About ten minutes after this, when he and his companions were at the top of Station Lane they returned. His wife came over where he was standing and said, "I want those boots." Complainant answered, “You cannot have them; I have taken them for a purpose." The defendant then struck him on the mouth and added that if she could not have her boots, she would have his hat, and took that off and ran away with it. She went down Station Lane and he followed. Complainant got hold of his hat and while he was struggling to get it out of her hand, the defendant Colley came up and struck him several severe blows. It was as much as he could do to defend himself. Colley was a married man and also separated from his wife.
Cross-examined by Colley: Complainant did not strike the first blow. Defendants were together on the 18th of August, in a brothel in Bradford. The female defendant had just left the bedroom where he had been, and the boots and stays were in her room. Colley had given the other defendant a black eye on the night previous. On the occasion of the assault, the defendant Colley struck him about the head and chest.

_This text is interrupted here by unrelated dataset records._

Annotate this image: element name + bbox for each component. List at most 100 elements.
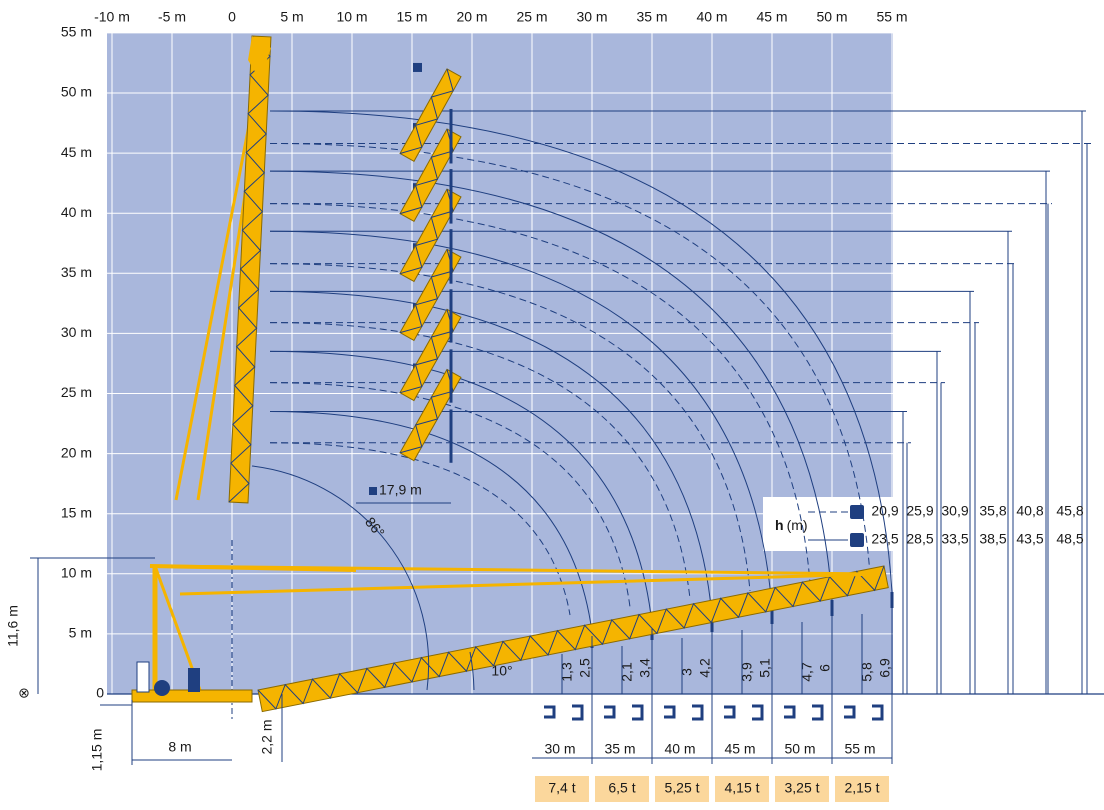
legend-box [763, 497, 1104, 551]
counterweight-icon [413, 62, 422, 72]
y-axis-label: 55 m [61, 24, 92, 40]
legend-value: 45,8 [1056, 503, 1083, 519]
legend-value: 23,5 [871, 531, 898, 547]
hook-icon [724, 704, 764, 721]
x-axis-label: 35 m [636, 9, 667, 25]
radius-label: 55 m [844, 741, 875, 757]
luffing-jib-bracing [399, 68, 454, 154]
luffing-jib-bracing [399, 128, 454, 215]
legend-value: 25,9 [906, 503, 933, 519]
x-axis-label: 10 m [336, 9, 367, 25]
hook-arc [269, 170, 833, 601]
hook-icon [844, 704, 884, 721]
hook-arc [269, 142, 871, 576]
hook-height-label: 2,5 [577, 658, 593, 678]
hook-icon [604, 704, 644, 721]
y-axis-label: 0 [96, 685, 104, 701]
x-axis-label: 0 [228, 9, 236, 25]
legend-value: 38,5 [979, 531, 1006, 547]
hook-icon [544, 704, 584, 721]
radius-label: 45 m [724, 741, 755, 757]
y-axis-label: 35 m [61, 264, 92, 280]
y-axis-label: 25 m [61, 384, 92, 400]
x-axis-label: 15 m [396, 9, 427, 25]
tie-bar [149, 564, 881, 576]
dimension-label: 2,2 m [259, 719, 275, 754]
load-label: 3,25 t [784, 780, 819, 796]
x-axis-label: -10 m [94, 9, 130, 25]
hook-arc [269, 230, 773, 609]
hook-arc [269, 290, 713, 617]
load-box [655, 776, 709, 802]
load-box [595, 776, 649, 802]
radius-label: 40 m [664, 741, 695, 757]
marker [369, 487, 377, 495]
y-axis-label: 20 m [61, 444, 92, 460]
hook-height-label: 6,9 [877, 658, 893, 678]
legend-title-bold: h [775, 517, 784, 533]
load-box [535, 776, 589, 802]
y-axis-label: 5 m [69, 625, 92, 641]
dimension-label: 8 m [168, 739, 191, 755]
hook-arc [269, 411, 593, 633]
luffing-jib-bracing [399, 369, 454, 454]
y-axis-label: 30 m [61, 324, 92, 340]
y-axis-label: 15 m [61, 504, 92, 520]
luffing-jib-bracing [399, 249, 454, 334]
hook-height-label: 4,2 [697, 658, 713, 678]
horizontal-jib-bracing [257, 565, 885, 710]
hook-arc [269, 350, 653, 625]
hook-arc [269, 382, 631, 608]
legend-icon [850, 533, 864, 547]
load-label: 6,5 t [608, 780, 635, 796]
jib-stay [174, 109, 254, 501]
hook-height-label: 4,7 [799, 662, 815, 682]
hook-height-label: 6 [817, 664, 833, 672]
luffing-jib-bracing [399, 309, 454, 394]
jib-head [248, 36, 271, 80]
load-label: 2,15 t [844, 780, 879, 796]
radius-label: 35 m [604, 741, 635, 757]
origin-symbol: ⊗ [18, 685, 30, 701]
load-box [775, 776, 829, 802]
wheel [154, 680, 170, 696]
hook-arc [269, 322, 691, 600]
horizontal-jib [257, 565, 889, 713]
legend-title: h (m) [775, 517, 808, 533]
x-axis-label: 45 m [756, 9, 787, 25]
load-label: 7,4 t [548, 780, 575, 796]
legend-value: 48,5 [1056, 531, 1083, 547]
angle-arc [469, 651, 475, 691]
legend-title-unit: (m) [787, 517, 808, 533]
legend-value: 33,5 [941, 531, 968, 547]
dimension-label: 17,9 m [379, 482, 422, 498]
legend-value: 20,9 [871, 503, 898, 519]
x-axis-label: 50 m [816, 9, 847, 25]
hook-height-label: 1,3 [559, 662, 575, 682]
luffing-jib-bracing [399, 189, 454, 275]
x-axis-label: 30 m [576, 9, 607, 25]
x-axis-label: 40 m [696, 9, 727, 25]
hook-height-label: 3,9 [739, 662, 755, 682]
y-axis-label: 50 m [61, 84, 92, 100]
radius-label: 50 m [784, 741, 815, 757]
hook-height-label: 3 [679, 668, 695, 676]
vertical-jib-bracing [228, 35, 271, 503]
radius-label: 30 m [544, 741, 575, 757]
hook-icon [784, 704, 824, 721]
hook-height-label: 5,1 [757, 658, 773, 678]
legend-value: 30,9 [941, 503, 968, 519]
tie-bar [179, 572, 881, 596]
x-axis-label: -5 m [158, 9, 186, 25]
legend-value: 43,5 [1016, 531, 1043, 547]
legend-value: 40,8 [1016, 503, 1043, 519]
hook-height-label: 5,8 [859, 662, 875, 682]
hook-height-label: 3,4 [637, 658, 653, 678]
legend-value: 28,5 [906, 531, 933, 547]
x-axis-label: 55 m [876, 9, 907, 25]
legend-icon [850, 505, 864, 519]
engine [188, 668, 200, 692]
cab [136, 661, 150, 693]
y-axis-label: 40 m [61, 204, 92, 220]
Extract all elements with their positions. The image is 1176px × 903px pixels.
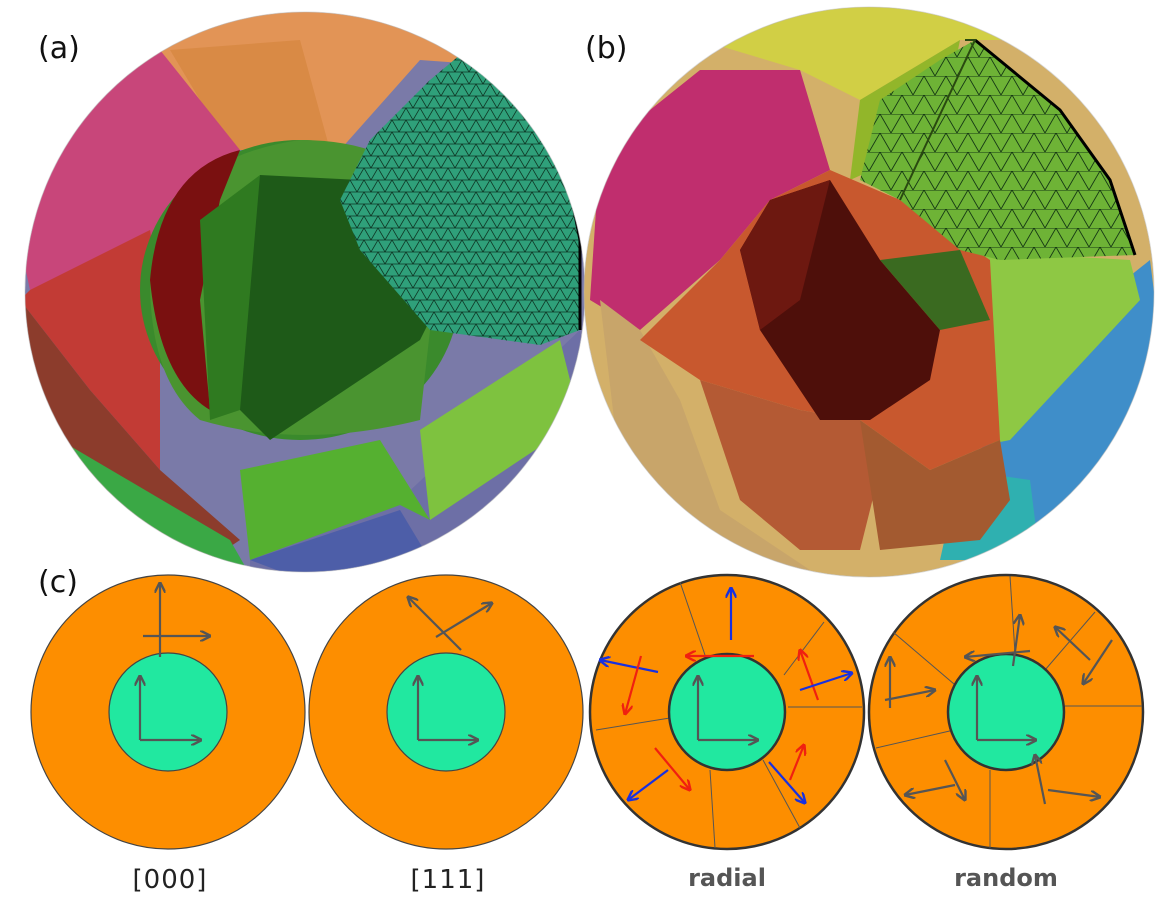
caption-random: random	[954, 864, 1058, 892]
sphere-a	[25, 12, 585, 572]
caption-111: [111]	[411, 865, 486, 895]
disk-random	[867, 573, 1145, 851]
caption-000: [000]	[133, 865, 208, 895]
arrow-shell-a	[408, 597, 462, 651]
panel-label-c: (c)	[38, 565, 78, 600]
caption-radial: radial	[688, 864, 766, 892]
disk-000	[30, 574, 306, 850]
panel-label-b: (b)	[585, 31, 627, 66]
disk-111	[308, 574, 584, 850]
disk-radial	[588, 573, 866, 851]
arrow-shell-b	[435, 603, 492, 638]
panel-label-a: (a)	[38, 31, 80, 66]
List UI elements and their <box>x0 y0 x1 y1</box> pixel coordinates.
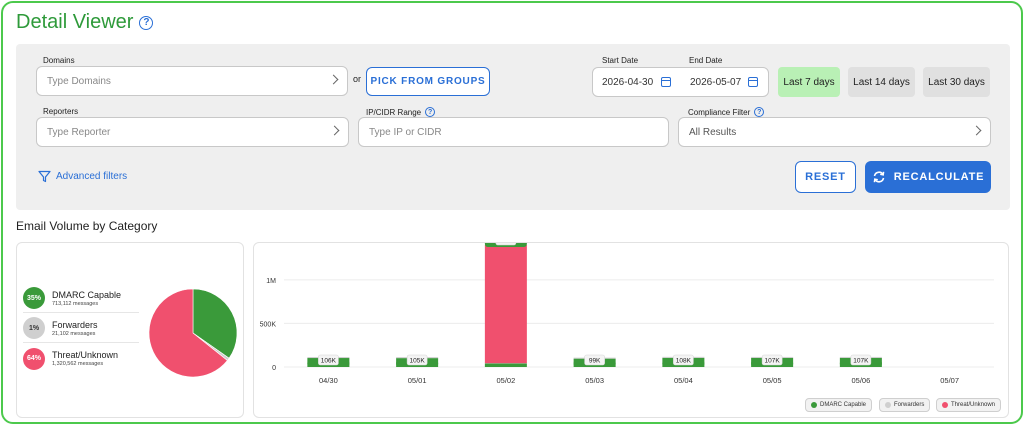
legend-label: Forwarders <box>894 402 925 408</box>
filter-icon <box>38 170 51 183</box>
legend-chip-forwarders[interactable]: Forwarders <box>879 398 931 412</box>
calendar-icon[interactable] <box>661 77 671 87</box>
legend-chip-threat[interactable]: Threat/Unknown <box>936 398 1002 412</box>
data-label: 107K <box>853 357 869 364</box>
bar-segment-threat-unknown[interactable] <box>484 245 527 364</box>
legend-dot <box>811 402 817 408</box>
pie-slice-dmarc-capable[interactable] <box>192 288 238 359</box>
compliance-label-group: Compliance Filter ? <box>688 107 765 117</box>
reporters-label: Reporters <box>43 107 79 116</box>
pie-slice-threat-unknown[interactable] <box>148 288 228 378</box>
x-tick-label: 04/30 <box>319 376 338 385</box>
data-label: 108K <box>676 357 692 364</box>
date-range-picker[interactable]: 2026-04-30 2026-05-07 <box>592 67 769 97</box>
data-label-box <box>673 354 694 366</box>
reset-button[interactable]: RESET <box>795 161 856 193</box>
start-date-value[interactable]: 2026-04-30 <box>602 77 654 88</box>
bar-chart: 0 500K 1M 106K 04/30 105K 05/01 1.4M 05/02 99K 05/… <box>260 243 994 385</box>
page-title: Detail Viewer ? <box>16 11 154 34</box>
reporters-input[interactable] <box>36 117 349 147</box>
legend-chip-dmarc[interactable]: DMARC Capable <box>805 398 873 412</box>
summary-row-threat: 64% Threat/Unknown 1,320,562 messages <box>23 344 139 373</box>
refresh-icon <box>873 171 885 183</box>
percent-badge: 64% <box>23 347 45 370</box>
legend-dot <box>885 402 891 408</box>
help-icon[interactable]: ? <box>139 15 154 30</box>
data-label: 105K <box>410 357 426 364</box>
reporters-text-input[interactable] <box>47 126 303 138</box>
domains-input[interactable] <box>36 66 348 96</box>
category-name: Threat/Unknown <box>52 350 119 360</box>
calendar-icon[interactable] <box>748 77 758 87</box>
pick-from-groups-button[interactable]: PICK FROM GROUPS <box>366 67 490 96</box>
range-last-14-days-button[interactable]: Last 14 days <box>848 67 915 97</box>
x-tick-label: 05/05 <box>763 376 782 385</box>
y-tick-label: 500K <box>260 321 277 328</box>
range-last-7-days-button[interactable]: Last 7 days <box>778 67 840 97</box>
compliance-filter-select[interactable]: All Results <box>678 117 991 147</box>
summary-card: 35% DMARC Capable 713,112 messages 1% For… <box>16 242 244 418</box>
help-icon[interactable]: ? <box>425 107 436 117</box>
chevron-right-icon <box>971 125 982 136</box>
filter-panel: Domains or PICK FROM GROUPS Start Date E… <box>16 44 1010 210</box>
legend-dot <box>942 402 948 408</box>
chevron-right-icon <box>329 125 340 136</box>
chevron-right-icon <box>328 74 339 85</box>
data-label-box <box>318 354 339 366</box>
domains-text-input[interactable] <box>47 75 302 87</box>
ip-cidr-input[interactable] <box>358 117 669 147</box>
ip-cidr-text-input[interactable] <box>369 126 624 138</box>
recalculate-label[interactable]: RECALCULATE <box>893 171 985 183</box>
percent-badge: 35% <box>23 287 45 309</box>
data-label-box <box>850 354 872 366</box>
category-name: Forwarders <box>52 319 98 330</box>
bar-segment-dmarc-capable[interactable] <box>484 363 527 367</box>
recalculate-button[interactable]: RECALCULATE <box>865 161 991 193</box>
domains-label: Domains <box>43 56 75 65</box>
or-text: or <box>353 74 362 84</box>
help-icon[interactable]: ? <box>754 107 765 117</box>
message-count: 713,112 messages <box>52 300 99 307</box>
compliance-filter-value: All Results <box>689 126 737 138</box>
ip-range-label-group: IP/CIDR Range ? <box>366 107 436 117</box>
x-tick-label: 05/01 <box>408 376 427 385</box>
range-last-30-days-button[interactable]: Last 30 days <box>923 67 990 97</box>
bar-chart-card: 0 500K 1M 106K 04/30 105K 05/01 1.4M 05/02 99K 05/… <box>253 242 1009 418</box>
data-label-box <box>406 354 428 366</box>
data-label-box <box>761 354 783 366</box>
legend-label: DMARC Capable <box>820 402 867 408</box>
x-tick-label: 05/06 <box>851 376 870 385</box>
x-tick-label: 05/07 <box>940 376 959 385</box>
page-title-text: Detail Viewer <box>16 11 134 33</box>
compliance-label: Compliance Filter <box>688 107 751 117</box>
pie-chart <box>148 288 238 378</box>
message-count: 21,102 messages <box>52 330 96 337</box>
y-tick-label: 0 <box>272 365 276 372</box>
summary-row-dmarc: 35% DMARC Capable 713,112 messages <box>23 284 139 313</box>
legend-label: Threat/Unknown <box>951 402 996 408</box>
percent-badge: 1% <box>23 317 45 339</box>
y-tick-label: 1M <box>266 278 276 285</box>
end-date-label: End Date <box>689 56 723 65</box>
data-label: 106K <box>321 357 337 364</box>
x-tick-label: 05/02 <box>496 376 515 385</box>
data-label: 1.4M <box>499 243 513 244</box>
advanced-filters-link[interactable]: Advanced filters <box>38 170 127 183</box>
start-date-label: Start Date <box>602 56 639 65</box>
message-count: 1,320,562 messages <box>52 361 104 367</box>
category-name: DMARC Capable <box>52 289 122 300</box>
summary-row-forwarders: 1% Forwarders 21,102 messages <box>23 314 139 343</box>
data-label: 99K <box>589 357 601 364</box>
x-tick-label: 05/03 <box>585 376 604 385</box>
data-label-box <box>495 243 517 246</box>
end-date-value[interactable]: 2026-05-07 <box>690 77 742 88</box>
data-label-box <box>584 354 605 366</box>
section-title: Email Volume by Category <box>16 219 158 233</box>
advanced-filters-label[interactable]: Advanced filters <box>56 171 128 182</box>
x-tick-label: 05/04 <box>674 376 693 385</box>
data-label: 107K <box>765 357 781 364</box>
ip-range-label: IP/CIDR Range <box>366 107 422 117</box>
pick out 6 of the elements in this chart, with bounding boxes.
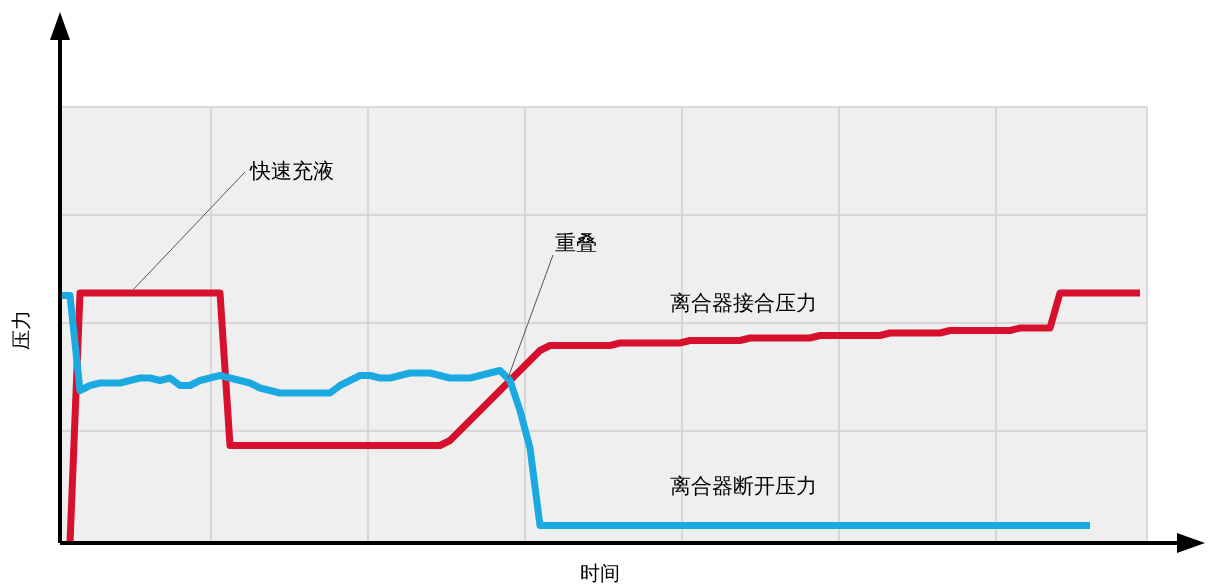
text: 重叠 — [555, 231, 597, 254]
series-label: 离合器接合压力 — [670, 291, 817, 314]
series-label: 离合器断开压力 — [670, 473, 817, 497]
text: 快速充液 — [249, 159, 334, 182]
x-axis-title: 时间 — [580, 562, 620, 584]
y-axis-title: 压力 — [10, 310, 32, 350]
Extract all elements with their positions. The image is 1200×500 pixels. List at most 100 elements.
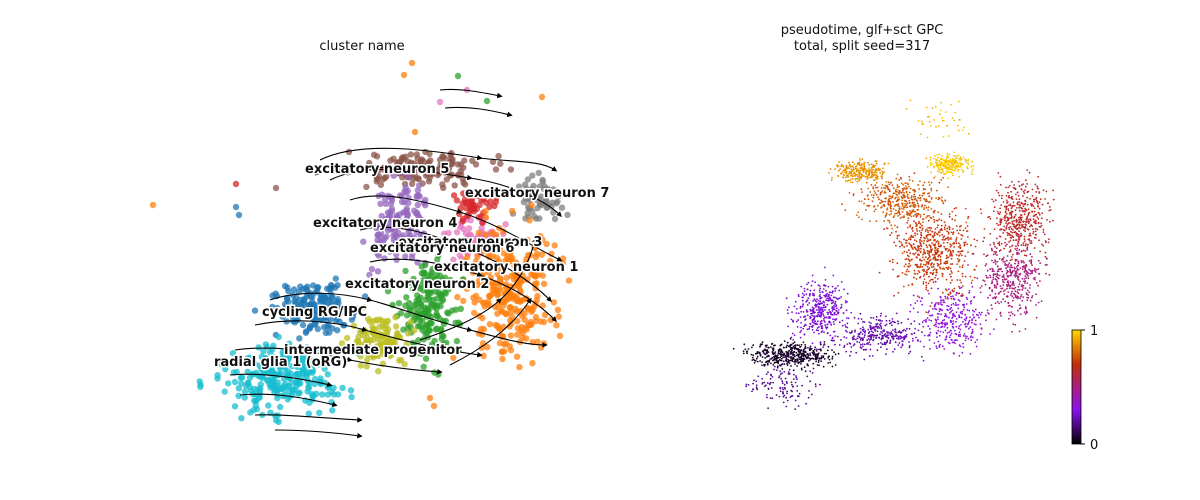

Cross-examined by Mr. Berry: The marriage had not been particularly happy from the beginning. About three years ago when they were separated the Guardians ordered him to pay 8s a-week. He got a house and said he would have the defendant back again. but they were unable to settle. Afterwards the Guardians cut down the 8s to 6s. For the past six or eight months he had not paid £2 for the maintenance of herself and children. The Guardians said he had not to pay. He was not now paying for the children. He was willing to have the eldest child. He had not cohabited with other women. When he took the boots and stays from his wife he was accompanied by an ex-policeman of Shipley and a detective not in the West Riding Force. Neither of them went into the house. He went in and found his wife undressed. He took the articles before-mentioned in order that he might have something to show with regard to her conduct. He did not strike his wife in Station Lane; she fell in the struggle for the hat.
Samuel Metcalfe and Arthur Clarke were called, and corroborated complainant's testimony as to the assault.
The defendant Colley, in his statement, denied that he struck complainant first. He never interfered before the latter struck his wife. He admitted having hit the complainant, but it was in self-defence. Defendant saw the other man run to his wife and knock her down.
For the defence, Seth Hartley, of 2 Regent Street, Saltaire Road, was called, and stated that he was standing at the top of Station Lane, on the 4th inst., at the time the assault was alleged to have taken place. He saw the complainant strike his wife and knock her into the middle of the road.
Cross-examined: Both defendants had their hats off when he first saw them. As far as he saw, Cryer struck the first blow, and Colley struck in self-defence. Another witness named Samuel Aldridge corroborated this statement.
The Chairman said it was clear an assault had been committed, and the Bench were disposed to place most reliance on the complainant's statement of the case. He did not wish to enter into the other matters; they were too disgusting. The female defendant would be fined 5s. and costs, or seven days' imprisonment; and the defendant Colley 10s, or ten days' imprisonment.

In 1881 Watson was living with his parents in Aire Street. In 1891 he was living with his sister in Aire Street. By 1901 he was living in Bradford, where he died in 1924.